Speaking the language of business intelligence with an Australian accent

Wednesday, November 9, 2005

Excel 12, SSRS - More intuitive dates

When a user wants to specify a date, a date range or even select a period relative to today their options have been a bit limited (from a pure MS perspective). Often is will be up to the report developer to design specific date functionality into what the end user will interact with.

One of the commonly-lamented shortcomings of RS2000 was that there was no date-picker available to wrap a date parameter. Sure, if you built your own custom front-end to RS this could be done but not with the out-of-the-box Report Manager. We all know that the date-picker functionality is now in SSRS, and a very welcome addition it is.

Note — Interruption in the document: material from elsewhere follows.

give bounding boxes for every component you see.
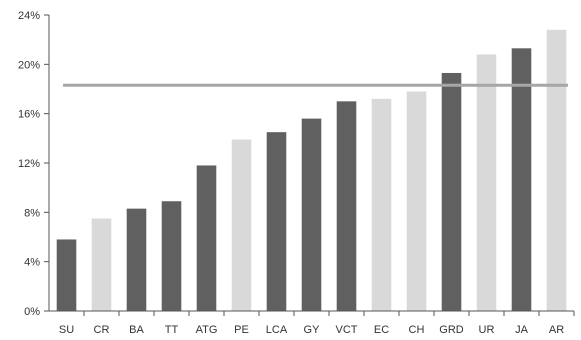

So, what about when our user is creating a report in Report Builder. They come across a date field. When developers build models for Report Builder a field with a datetime data type can be manipulated in number of ways and then grouped in the model. For example, the Order Date field; the user is presented with a range of different meta data options pertaining to that specific date field. When initially creating the model the model designer wizard automatically creates a number of different date derivatives when building the initial model (day, month, quarter, year etc.). However if your users have a specific need for a certain format of date meta data you can easily create these with the formula editor in model designer. The left-hand pane of the below image shows an example of pre-defined date derivative fields.

There are even more options available if the user wants to add some form of date filtering to their Report Builder report. The above screenshot shows the options a user is presented with when they choose to filter on a date field. Not a bad set of choices, and we don't have to code anything to give them that level of functionality, all we do is provide the date field.

So what about dates in Excel 12? A user's ability to sort and filter data in Excel 12 is going to take a major step up. So, if your user is working with data in an Excel table or PivotTable and would like to do some date-based analysis they will be presented with options like Next Year, Last Week, Yesterday etc (screenshot from Excel 12 Blog) Excel 12 will check the system clock and thereby determine what relative time period actually is.

These types of date manipulation options have certainly been available in various forms in different BI products for some time. This is nothing new or revolutionary from that perspective. However, it shows that MS is really concentrating on giving the BI end user much more power right off the mark without any (or at least a lot less) developer intervention. Great stuff!